Like many users, my AncestryDNA match list is filled with testers without trees. Over the years, I’ve built trees for matches I know in real life and those I communicated with online. Sleuthing skills helped me fill in the gaps on some unresponsive matches. But even after all my efforts, about a third of my closer matches (2nd – 3rd cousins) remain a mystery.
Then Dana Leeds introduced her color clustering technique to the Genetic Genealogy Tips & Techniques Facebook group. I was eager to try it, especially on my father’s side where I have a couple long-standing brick walls. My paternal side also has quite a bit of intermarriage among four key families, and I hoped color clustering might prove a nice way to illustrate our complex family.
I followed the instructions for clustering 2nd – 3rd cousins (those matches sharing between 90 – 400 cM) on my paternal side, and my result was not four nicely sorted columns. I expected it to be a little messy — but 10 columns was more complicated than I anticipated:
I sought Dana’s advice at her presentation to Houston Genealogical Forum’s DNA special interest group earlier this month. While she hasn’t extensively tested this method with endogamous populations or families with pedigree collapse, Dana suggested flipping the match list and clustering from lowest to highest shared cM. I tried her suggestion, and the 12-column result was unfortunately just as confusing:
I had some success on my maternal side by removing the “problematic matches” — those testers who match me in more than one way — and then clustering. However, the problematic matches on my paternal side are 80% of the list. From both attempts, I can clearly identify the clusters related to my 2x-great-grandfather Joshua Lawrence Horne, but all the other families — Johnston, Smart, McMurry, and McKaskle — are extremely mixed.
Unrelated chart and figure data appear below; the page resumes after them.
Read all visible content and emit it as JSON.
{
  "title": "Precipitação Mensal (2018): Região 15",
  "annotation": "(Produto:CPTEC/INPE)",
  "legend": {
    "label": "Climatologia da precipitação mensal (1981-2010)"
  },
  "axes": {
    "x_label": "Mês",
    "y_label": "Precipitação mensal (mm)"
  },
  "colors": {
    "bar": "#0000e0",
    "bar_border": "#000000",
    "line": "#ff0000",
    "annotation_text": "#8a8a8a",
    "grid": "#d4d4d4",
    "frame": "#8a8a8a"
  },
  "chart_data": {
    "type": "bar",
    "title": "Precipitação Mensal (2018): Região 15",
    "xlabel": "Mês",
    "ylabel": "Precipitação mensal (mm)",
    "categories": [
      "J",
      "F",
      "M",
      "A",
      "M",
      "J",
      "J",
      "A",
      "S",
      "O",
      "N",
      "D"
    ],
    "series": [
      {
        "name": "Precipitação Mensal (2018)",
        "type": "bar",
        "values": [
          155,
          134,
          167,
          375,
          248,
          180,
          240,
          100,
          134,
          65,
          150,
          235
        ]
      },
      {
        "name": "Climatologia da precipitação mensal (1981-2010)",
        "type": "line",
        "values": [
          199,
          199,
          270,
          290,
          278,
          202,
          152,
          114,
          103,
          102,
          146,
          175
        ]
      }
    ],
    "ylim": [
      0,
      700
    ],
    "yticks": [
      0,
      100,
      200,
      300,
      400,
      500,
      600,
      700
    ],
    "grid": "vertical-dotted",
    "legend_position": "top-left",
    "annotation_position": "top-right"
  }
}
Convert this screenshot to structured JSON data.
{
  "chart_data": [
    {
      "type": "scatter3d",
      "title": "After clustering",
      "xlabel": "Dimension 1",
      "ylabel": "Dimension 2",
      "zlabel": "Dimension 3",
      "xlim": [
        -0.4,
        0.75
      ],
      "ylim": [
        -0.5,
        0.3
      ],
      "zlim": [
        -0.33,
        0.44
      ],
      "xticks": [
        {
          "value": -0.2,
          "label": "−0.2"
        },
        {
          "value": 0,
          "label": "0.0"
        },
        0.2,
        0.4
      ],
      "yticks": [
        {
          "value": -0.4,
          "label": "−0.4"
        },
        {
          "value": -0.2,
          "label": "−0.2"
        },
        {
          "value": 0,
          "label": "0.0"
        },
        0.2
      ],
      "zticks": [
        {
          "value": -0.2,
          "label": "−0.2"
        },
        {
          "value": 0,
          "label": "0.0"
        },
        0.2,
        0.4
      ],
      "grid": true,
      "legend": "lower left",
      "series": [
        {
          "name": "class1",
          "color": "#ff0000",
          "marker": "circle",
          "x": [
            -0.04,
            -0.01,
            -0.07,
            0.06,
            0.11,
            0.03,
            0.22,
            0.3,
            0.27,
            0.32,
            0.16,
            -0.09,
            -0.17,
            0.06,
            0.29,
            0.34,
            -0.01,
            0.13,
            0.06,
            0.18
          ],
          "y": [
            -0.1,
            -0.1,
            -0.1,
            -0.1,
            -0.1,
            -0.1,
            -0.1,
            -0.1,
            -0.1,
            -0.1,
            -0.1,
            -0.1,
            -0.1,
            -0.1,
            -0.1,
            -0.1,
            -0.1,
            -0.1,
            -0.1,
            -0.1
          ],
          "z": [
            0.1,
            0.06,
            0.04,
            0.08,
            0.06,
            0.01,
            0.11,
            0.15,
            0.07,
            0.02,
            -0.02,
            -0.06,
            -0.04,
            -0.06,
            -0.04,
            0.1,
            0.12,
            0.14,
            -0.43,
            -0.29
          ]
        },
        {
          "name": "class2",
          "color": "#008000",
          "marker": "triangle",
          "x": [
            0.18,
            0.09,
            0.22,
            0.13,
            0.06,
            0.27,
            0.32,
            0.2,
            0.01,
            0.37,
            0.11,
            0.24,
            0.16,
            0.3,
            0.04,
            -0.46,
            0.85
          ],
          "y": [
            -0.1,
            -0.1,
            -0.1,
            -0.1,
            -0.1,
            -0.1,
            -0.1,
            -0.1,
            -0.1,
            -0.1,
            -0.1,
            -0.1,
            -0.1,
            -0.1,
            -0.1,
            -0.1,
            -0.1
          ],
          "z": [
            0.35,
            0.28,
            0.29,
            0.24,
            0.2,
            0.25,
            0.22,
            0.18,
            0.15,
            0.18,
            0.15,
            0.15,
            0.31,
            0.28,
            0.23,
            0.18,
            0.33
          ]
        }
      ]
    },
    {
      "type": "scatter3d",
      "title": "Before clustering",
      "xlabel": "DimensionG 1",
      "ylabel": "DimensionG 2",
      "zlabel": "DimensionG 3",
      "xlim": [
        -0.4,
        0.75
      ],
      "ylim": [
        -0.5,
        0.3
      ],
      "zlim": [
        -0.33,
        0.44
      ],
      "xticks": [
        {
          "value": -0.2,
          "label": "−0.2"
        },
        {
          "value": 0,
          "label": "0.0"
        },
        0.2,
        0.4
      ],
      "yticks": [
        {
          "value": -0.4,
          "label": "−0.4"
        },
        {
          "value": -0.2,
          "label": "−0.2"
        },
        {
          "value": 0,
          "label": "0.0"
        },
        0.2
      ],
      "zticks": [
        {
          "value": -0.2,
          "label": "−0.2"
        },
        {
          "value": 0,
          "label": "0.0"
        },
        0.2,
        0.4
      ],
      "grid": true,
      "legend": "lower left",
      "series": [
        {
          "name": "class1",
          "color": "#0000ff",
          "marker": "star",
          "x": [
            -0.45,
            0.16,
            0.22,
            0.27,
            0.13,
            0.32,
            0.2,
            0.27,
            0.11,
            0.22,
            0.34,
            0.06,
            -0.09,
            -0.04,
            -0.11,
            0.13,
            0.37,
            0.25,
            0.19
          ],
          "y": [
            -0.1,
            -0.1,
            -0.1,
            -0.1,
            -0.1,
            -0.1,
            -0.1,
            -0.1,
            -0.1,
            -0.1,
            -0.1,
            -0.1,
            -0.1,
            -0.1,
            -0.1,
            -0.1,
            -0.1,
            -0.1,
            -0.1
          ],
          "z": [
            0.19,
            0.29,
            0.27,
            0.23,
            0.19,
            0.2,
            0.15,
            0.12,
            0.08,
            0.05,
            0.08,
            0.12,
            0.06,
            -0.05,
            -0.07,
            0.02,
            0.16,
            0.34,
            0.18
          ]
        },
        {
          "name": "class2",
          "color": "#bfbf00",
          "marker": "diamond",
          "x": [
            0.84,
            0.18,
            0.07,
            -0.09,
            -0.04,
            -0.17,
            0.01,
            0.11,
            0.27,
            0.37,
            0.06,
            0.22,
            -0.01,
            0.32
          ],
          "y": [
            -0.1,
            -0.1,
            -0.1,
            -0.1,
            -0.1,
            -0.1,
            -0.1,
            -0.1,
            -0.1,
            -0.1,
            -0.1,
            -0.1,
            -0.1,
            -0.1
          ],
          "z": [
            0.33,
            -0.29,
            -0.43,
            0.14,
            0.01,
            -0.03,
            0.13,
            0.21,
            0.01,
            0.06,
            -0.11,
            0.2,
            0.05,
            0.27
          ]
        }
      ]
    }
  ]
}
To illustrate, I prepared this simple family tree of my Johnston, Smart, McMurry, and McKaskle family and the intermarriages among these families. I then plotted my top AncestryDNA matches on the chart and realized seven (!!) of my top ten are involved in this tangled web. No wonder my color cluster is a big blob!
As I’ve reflected on my color clustering results, I’ve come to the following conclusions:
Clustering will likely be difficult because of my grandparents’ shared Smart family connection (unknown relationship).
Close matches that would typically be helpful in sorting/filtering/clustering have multiple shared ancestors, eliminating them as useful “constants” for comparison.
Because of intermarriage, testers who only match my father through one ancestor couple likely exist at the 4th cousin level or greater. Unfortunately, up to half of 4th cousins will not share enough DNA to show as a match according to ISOGG statistics.
I may not have enough testers on desired family branches to be helpful in clustering.
Pursue DNA testing of these family lines:
Descendants of William Silas Johnston & Harriett Johnston (Johnston double-cousins)
Descendants of James Monroe McKaskle who did not intermarry with other family lines — Nancy Bell McKaskle, Willie Keiffer McKaskle, Sr.
Descendants of “lost siblings” of John McMurry from 1860 census.
Attempt a 4th cousin-only color cluster. Capturing data from cousins “less intermarried” may result in clearer clusters.